World War II and the Nazis
When the Nazis came to power in Germany, they regarded Dix as a degenerate artist and had him sacked from his post as an art teacher at the Dresden Academy. He later moved to Lake Constance in the southwest of Germany. Dix’s paintings The Trench and War Cripples were exhibited in the state-sponsored Munich 1937 exhibition of degenerate art, Entartete Kunst. War Cripples was later burned. The Trench was long thought to have been destroyed too, but there are indications the work survived until at least 1940. Its later whereabouts are unknown. It may have been looted during the confusion at the end of the war. It has been called ‘perhaps the most famous picture in post-war Europe … a masterpiece of unspeakable horror.

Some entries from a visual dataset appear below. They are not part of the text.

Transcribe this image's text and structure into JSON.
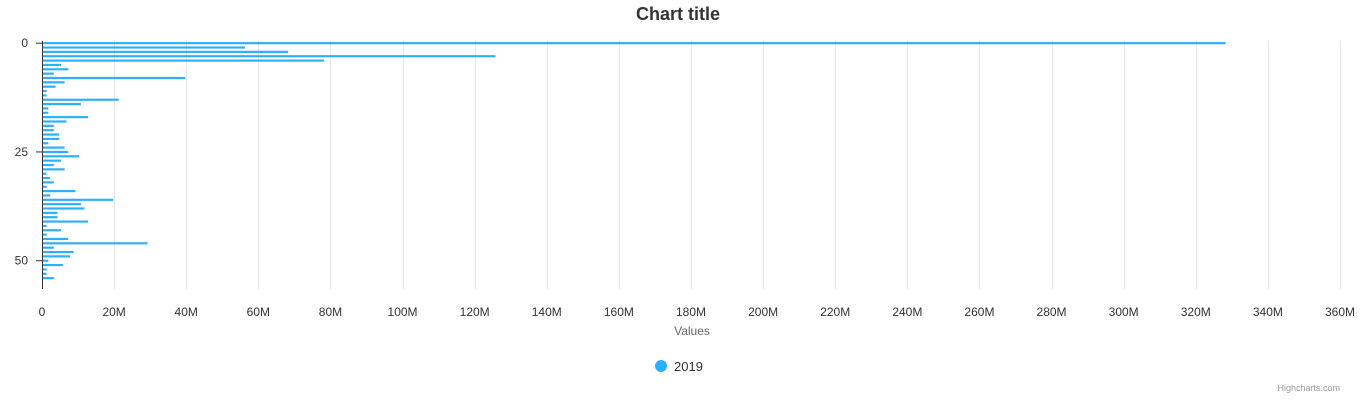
{
  "chart_data": {
    "type": "bar",
    "orientation": "horizontal",
    "title": "Chart title",
    "xlabel": "Values",
    "ylabel": "",
    "xlim": [
      0,
      360000000
    ],
    "ylim": [
      -0.5,
      56.5
    ],
    "x_ticks": [
      0,
      20000000,
      40000000,
      60000000,
      80000000,
      100000000,
      120000000,
      140000000,
      160000000,
      180000000,
      200000000,
      220000000,
      240000000,
      260000000,
      280000000,
      300000000,
      320000000,
      340000000,
      360000000
    ],
    "x_tick_labels": [
      "0",
      "20M",
      "40M",
      "60M",
      "80M",
      "100M",
      "120M",
      "140M",
      "160M",
      "180M",
      "200M",
      "220M",
      "240M",
      "260M",
      "280M",
      "300M",
      "320M",
      "340M",
      "360M"
    ],
    "y_ticks": [
      0,
      25,
      50
    ],
    "y_tick_labels": [
      "0",
      "25",
      "50"
    ],
    "grid": true,
    "legend_position": "bottom-center",
    "color": "#2caffe",
    "series": [
      {
        "name": "2019",
        "values": [
          328000000,
          56000000,
          68000000,
          125500000,
          78000000,
          5000000,
          7000000,
          3000000,
          39500000,
          6000000,
          3500000,
          1000000,
          1000000,
          21000000,
          10500000,
          1500000,
          1500000,
          12500000,
          6500000,
          3000000,
          3000000,
          4500000,
          4500000,
          1500000,
          6000000,
          7000000,
          10000000,
          5000000,
          3000000,
          6000000,
          1000000,
          2000000,
          3000000,
          1000000,
          9000000,
          2000000,
          19500000,
          10500000,
          11500000,
          4000000,
          4000000,
          12500000,
          1000000,
          5000000,
          1000000,
          7000000,
          29000000,
          3000000,
          8500000,
          7500000,
          1500000,
          5500000,
          1000000,
          1000000,
          3000000
        ]
      }
    ],
    "credits": "Highcharts.com"
  }
}
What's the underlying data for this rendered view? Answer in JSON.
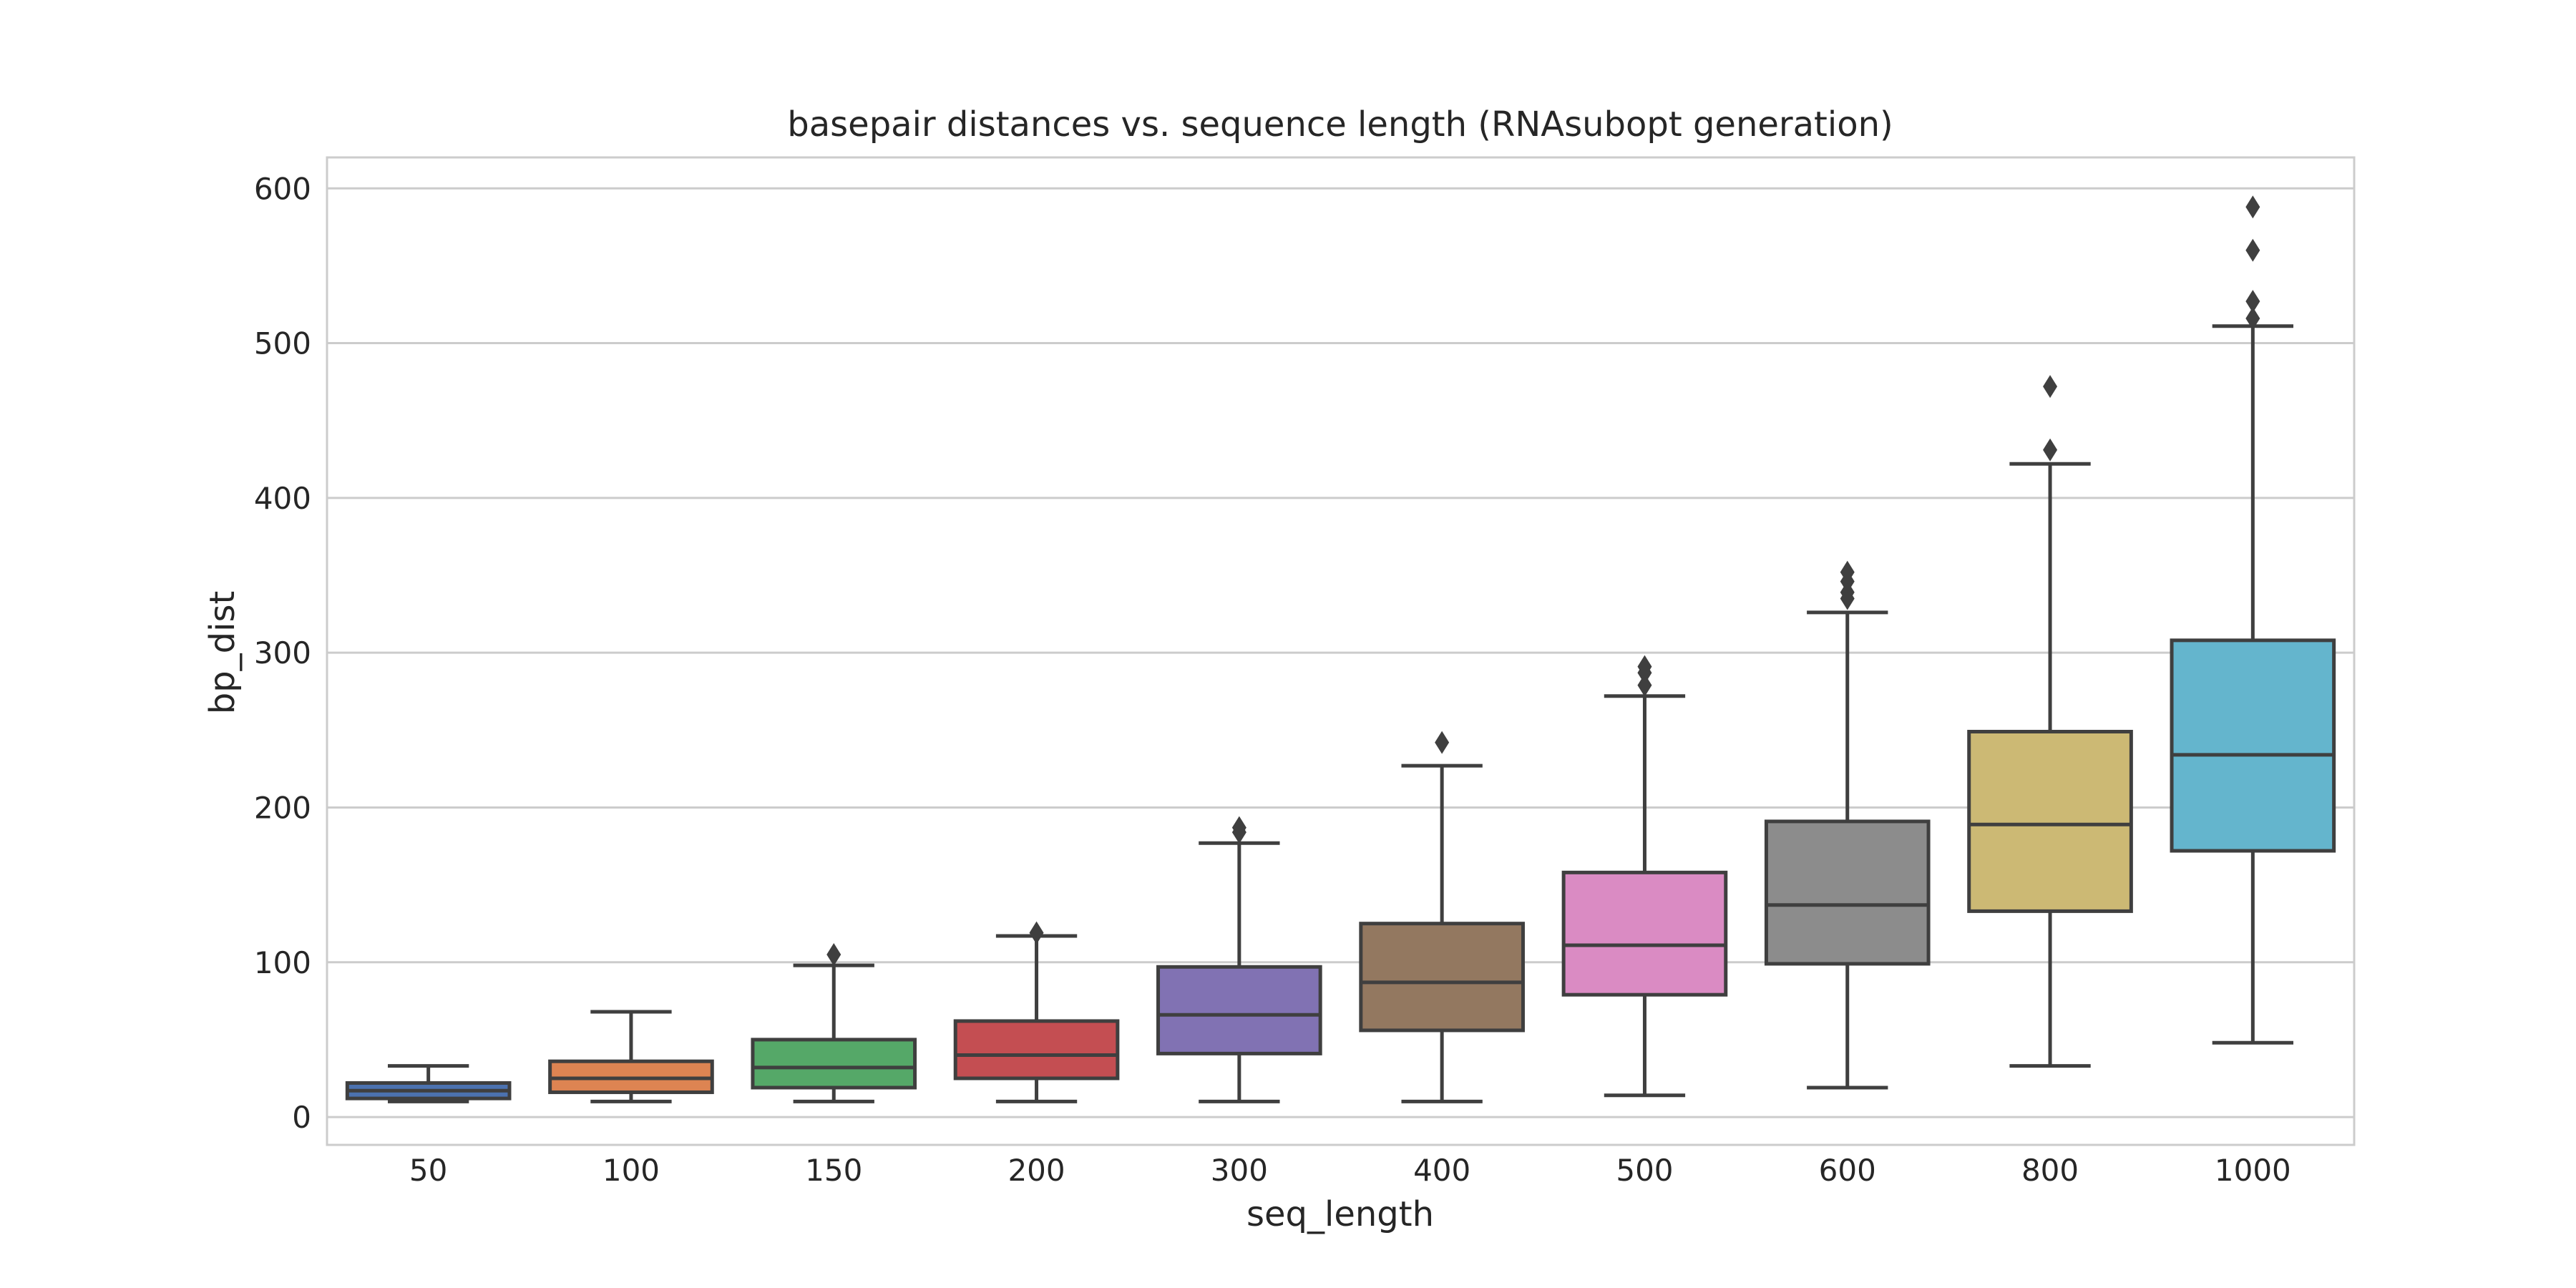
{
  "chart_data": {
    "type": "boxplot",
    "title": "basepair distances vs. sequence length (RNAsubopt generation)",
    "xlabel": "seq_length",
    "ylabel": "bp_dist",
    "ylim": [
      -18,
      620
    ],
    "yticks": [
      0,
      100,
      200,
      300,
      400,
      500,
      600
    ],
    "grid": true,
    "legend": "none",
    "categories": [
      "50",
      "100",
      "150",
      "200",
      "300",
      "400",
      "500",
      "600",
      "800",
      "1000"
    ],
    "boxes": [
      {
        "category": "50",
        "whisker_low": 10,
        "q1": 12,
        "median": 17,
        "q3": 22,
        "whisker_high": 33,
        "outliers": [],
        "color": "#4c72b0"
      },
      {
        "category": "100",
        "whisker_low": 10,
        "q1": 16,
        "median": 25,
        "q3": 36,
        "whisker_high": 68,
        "outliers": [],
        "color": "#dd8452"
      },
      {
        "category": "150",
        "whisker_low": 10,
        "q1": 19,
        "median": 32,
        "q3": 50,
        "whisker_high": 98,
        "outliers": [
          105
        ],
        "color": "#55a868"
      },
      {
        "category": "200",
        "whisker_low": 10,
        "q1": 25,
        "median": 40,
        "q3": 62,
        "whisker_high": 117,
        "outliers": [
          119
        ],
        "color": "#c44e52"
      },
      {
        "category": "300",
        "whisker_low": 10,
        "q1": 41,
        "median": 66,
        "q3": 97,
        "whisker_high": 177,
        "outliers": [
          184,
          187
        ],
        "color": "#8172b3"
      },
      {
        "category": "400",
        "whisker_low": 10,
        "q1": 56,
        "median": 87,
        "q3": 125,
        "whisker_high": 227,
        "outliers": [
          242
        ],
        "color": "#937860"
      },
      {
        "category": "500",
        "whisker_low": 14,
        "q1": 79,
        "median": 111,
        "q3": 158,
        "whisker_high": 272,
        "outliers": [
          279,
          287,
          291
        ],
        "color": "#da8bc3"
      },
      {
        "category": "600",
        "whisker_low": 19,
        "q1": 99,
        "median": 137,
        "q3": 191,
        "whisker_high": 326,
        "outliers": [
          335,
          339,
          346,
          352
        ],
        "color": "#8c8c8c"
      },
      {
        "category": "800",
        "whisker_low": 33,
        "q1": 133,
        "median": 189,
        "q3": 249,
        "whisker_high": 422,
        "outliers": [
          431,
          472
        ],
        "color": "#ccb974"
      },
      {
        "category": "1000",
        "whisker_low": 48,
        "q1": 172,
        "median": 234,
        "q3": 308,
        "whisker_high": 511,
        "outliers": [
          516,
          527,
          560,
          588
        ],
        "color": "#64b5cd"
      }
    ]
  }
}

Dix, like all other practising artists, was forced to join the Nazi government’s Reich Chamber of Fine Arts (Reichskammer der bildenden Kuenste), a subdivision of Goebbels’ Cultural Ministry (Reichskulturkammer). Membership was mandatory for all artists in the Reich. Dix had to promise to paint only inoffensive landscapes. He still painted an occasional allegorical painting that criticized Nazi ideals. His paintings that were considered “degenerate” were discovered among the 1500+ paintings hidden away by the son of Hitler’s looted art dealer Hildebrand Gurlitt in 2012.

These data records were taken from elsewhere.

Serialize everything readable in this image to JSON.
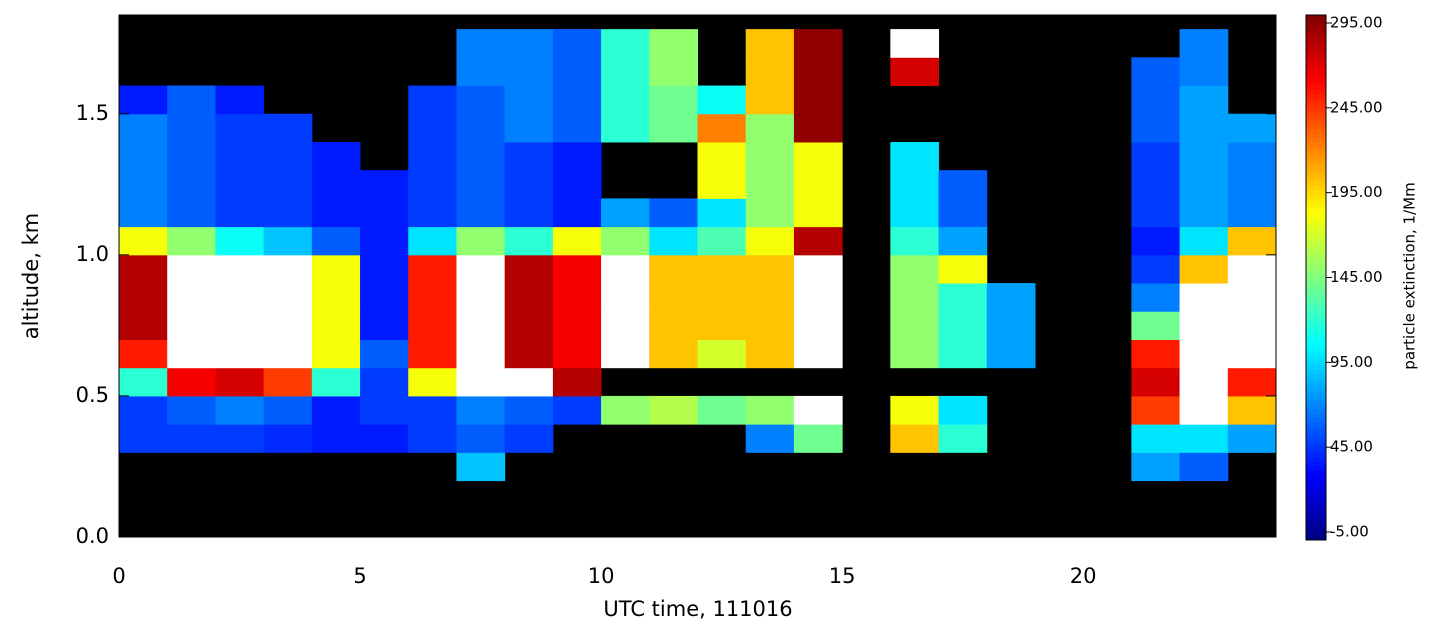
{
  "chart_data": {
    "type": "heatmap",
    "xlabel": "UTC time, 111016",
    "ylabel": "altitude, km",
    "colorbar_label": "particle extinction, 1/Mm",
    "xlim": [
      0,
      24
    ],
    "ylim": [
      0,
      1.85
    ],
    "xticks": [
      0,
      5,
      10,
      15,
      20
    ],
    "yticks": [
      {
        "value": 0,
        "label": "0.0"
      },
      {
        "value": 0.5,
        "label": "0.5"
      },
      {
        "value": 1,
        "label": "1.0"
      },
      {
        "value": 1.5,
        "label": "1.5"
      }
    ],
    "clim": [
      -5,
      295
    ],
    "cticks": [
      {
        "value": -5,
        "label": "-5.00"
      },
      {
        "value": 45,
        "label": "45.00"
      },
      {
        "value": 95,
        "label": "95.00"
      },
      {
        "value": 145,
        "label": "145.00"
      },
      {
        "value": 195,
        "label": "195.00"
      },
      {
        "value": 245,
        "label": "245.00"
      },
      {
        "value": 295,
        "label": "295.00"
      }
    ],
    "colormap": "jet",
    "over_color": "#ffffff",
    "missing_color": "#000000",
    "x_bins": [
      0,
      1,
      2,
      3,
      4,
      5,
      6,
      7,
      8,
      9,
      10,
      11,
      12,
      13,
      14,
      15,
      16,
      17,
      18,
      19,
      20,
      21,
      22,
      23,
      24
    ],
    "y_bins": [
      0,
      0.1,
      0.2,
      0.3,
      0.4,
      0.5,
      0.6,
      0.7,
      0.8,
      0.9,
      1.0,
      1.1,
      1.2,
      1.3,
      1.4,
      1.5,
      1.6,
      1.7,
      1.8
    ],
    "z": [
      [
        null,
        null,
        null,
        null,
        null,
        null,
        null,
        null,
        null,
        null,
        null,
        null,
        null,
        null,
        null,
        null,
        null,
        null,
        null,
        null,
        null,
        null,
        null,
        null
      ],
      [
        null,
        null,
        null,
        null,
        null,
        null,
        null,
        null,
        null,
        null,
        null,
        null,
        null,
        null,
        null,
        null,
        null,
        null,
        null,
        null,
        null,
        null,
        null,
        null
      ],
      [
        null,
        null,
        null,
        null,
        null,
        null,
        null,
        90,
        null,
        null,
        null,
        null,
        null,
        null,
        null,
        null,
        null,
        null,
        null,
        null,
        null,
        80,
        60,
        null
      ],
      [
        50,
        50,
        50,
        45,
        40,
        40,
        50,
        60,
        50,
        null,
        null,
        null,
        null,
        70,
        140,
        null,
        200,
        120,
        null,
        null,
        null,
        100,
        100,
        80
      ],
      [
        50,
        60,
        70,
        60,
        40,
        50,
        50,
        70,
        60,
        50,
        150,
        160,
        140,
        150,
        320,
        null,
        180,
        100,
        null,
        null,
        null,
        240,
        320,
        200
      ],
      [
        120,
        260,
        270,
        240,
        120,
        50,
        180,
        320,
        300,
        280,
        null,
        null,
        null,
        null,
        null,
        null,
        null,
        null,
        null,
        null,
        null,
        270,
        320,
        250
      ],
      [
        250,
        320,
        320,
        320,
        180,
        60,
        250,
        320,
        280,
        260,
        320,
        200,
        170,
        200,
        320,
        null,
        150,
        120,
        80,
        null,
        null,
        250,
        300,
        320
      ],
      [
        280,
        320,
        320,
        320,
        180,
        40,
        250,
        320,
        280,
        260,
        320,
        200,
        200,
        200,
        320,
        null,
        150,
        120,
        80,
        null,
        null,
        140,
        300,
        320
      ],
      [
        280,
        320,
        320,
        320,
        180,
        40,
        250,
        320,
        280,
        260,
        320,
        200,
        200,
        200,
        320,
        null,
        150,
        120,
        80,
        null,
        null,
        70,
        300,
        320
      ],
      [
        280,
        320,
        320,
        320,
        180,
        40,
        250,
        320,
        280,
        260,
        320,
        200,
        200,
        200,
        320,
        null,
        150,
        180,
        null,
        null,
        null,
        50,
        200,
        320
      ],
      [
        180,
        150,
        110,
        90,
        60,
        40,
        100,
        150,
        120,
        180,
        150,
        100,
        130,
        180,
        280,
        null,
        120,
        80,
        null,
        null,
        null,
        40,
        100,
        200
      ],
      [
        70,
        60,
        50,
        50,
        40,
        40,
        50,
        60,
        50,
        40,
        80,
        60,
        100,
        150,
        180,
        null,
        100,
        60,
        null,
        null,
        null,
        50,
        80,
        70
      ],
      [
        70,
        60,
        50,
        50,
        40,
        40,
        50,
        60,
        50,
        40,
        null,
        null,
        180,
        150,
        180,
        null,
        100,
        60,
        null,
        null,
        null,
        50,
        80,
        70
      ],
      [
        70,
        60,
        50,
        50,
        40,
        null,
        50,
        60,
        50,
        40,
        null,
        null,
        180,
        150,
        180,
        null,
        100,
        null,
        null,
        null,
        null,
        50,
        80,
        70
      ],
      [
        70,
        60,
        50,
        50,
        null,
        null,
        50,
        60,
        70,
        60,
        120,
        140,
        220,
        150,
        290,
        null,
        null,
        null,
        null,
        null,
        null,
        60,
        80,
        80
      ],
      [
        40,
        60,
        40,
        null,
        null,
        null,
        50,
        60,
        70,
        60,
        120,
        140,
        110,
        200,
        290,
        null,
        null,
        null,
        null,
        null,
        null,
        60,
        80,
        null
      ],
      [
        null,
        null,
        null,
        null,
        null,
        null,
        null,
        70,
        70,
        60,
        120,
        150,
        null,
        200,
        290,
        null,
        270,
        null,
        null,
        null,
        null,
        60,
        70,
        null
      ],
      [
        null,
        null,
        null,
        null,
        null,
        null,
        null,
        70,
        70,
        60,
        120,
        150,
        null,
        200,
        290,
        null,
        320,
        null,
        null,
        null,
        null,
        null,
        70,
        null
      ]
    ]
  }
}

In 1939 he was arrested on the trumped-up charge of being involved in a plot against Hitler (see Georg Elser), but was later released.
During World War II, Dix was conscripted into the Volkssturm. He was captured by French troops at the end of the war and released in February 1946.
Later life and death
Dix eventually returned to Dresden and remained there until 1966. After the war most of his paintings were religious allegories or depictions of post-war suffering, including his 1948 Ecce homo with self-likeness behind barbed wire. In this period, Dix gained recognition in both parts of the then-divided Germany. In 1959 he was awarded the Grand Merit Cross of the Federal Republic of Germany (Großes Verdienstkreuz) and in 1950, he was unsuccessfully nominated for the National Prize of the GDR. He received the Lichtwark Prize in Hamburg and the Martin Andersen Nexo Art Prize in Dresden to mark his 75th birthday in 1967. Dix was made an honorary citizen of Gera. Also in 1967 he received the Hans Thoma Prize and in 1968 the Rembrandt Prize of the Goethe Foundation in Salzburg.

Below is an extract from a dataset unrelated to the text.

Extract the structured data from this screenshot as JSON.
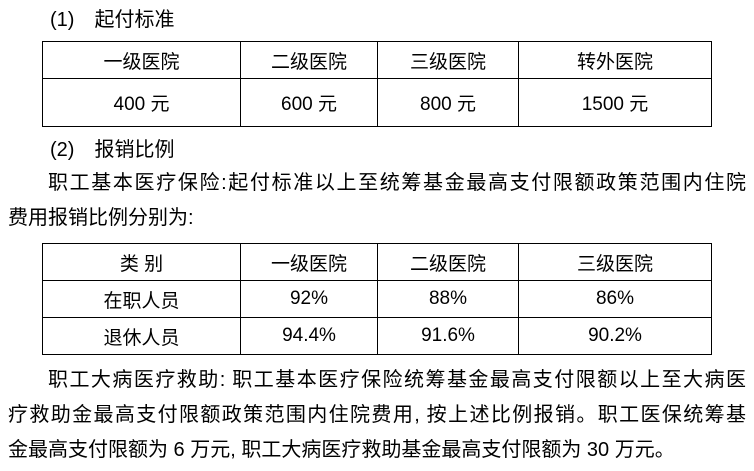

Dix died on 25 July 1969 after a second stroke in Singen am Hohentwiel. He is buried at Hemmenhofen on Lake Constance.
Dix had three children: a daughter Nelly (1923–1955) and two sons, Ursus (1927–2002) and Jan (1928-2019).
Otto Dix House Museums
The Otto-Dix-Haus was opened in 1991, at the 100th anniversary of Dix’s birth, in the 18th-century house where he was born and grew up, at Mohrenplatz 4 in the city of Gera, as a museum and art gallery. It is managed by the city administration.
As well as providing access to the rooms Dix lived in, it houses a permanent collection of 400 of his works on paper and paintings. Visitors can see examples of his childhood sketch books, watercolours and drawings from the 1920s and 1930s, and lithographs. The collection also includes 48 postcards he sent from the front during World War I. The gallery also regularly hosts temporary exhibitions.
The building was affected by a flood in June 2013. In order to repair the underlying damage, the museum was closed in January 2016, and re-opened in December 2016 following restoration.
The Museum Haus Dix was inaugurated in 2013 in the house where the artist lived with his family and where he worked from 1936 to 1969, in Hemmenhofen, south Germany.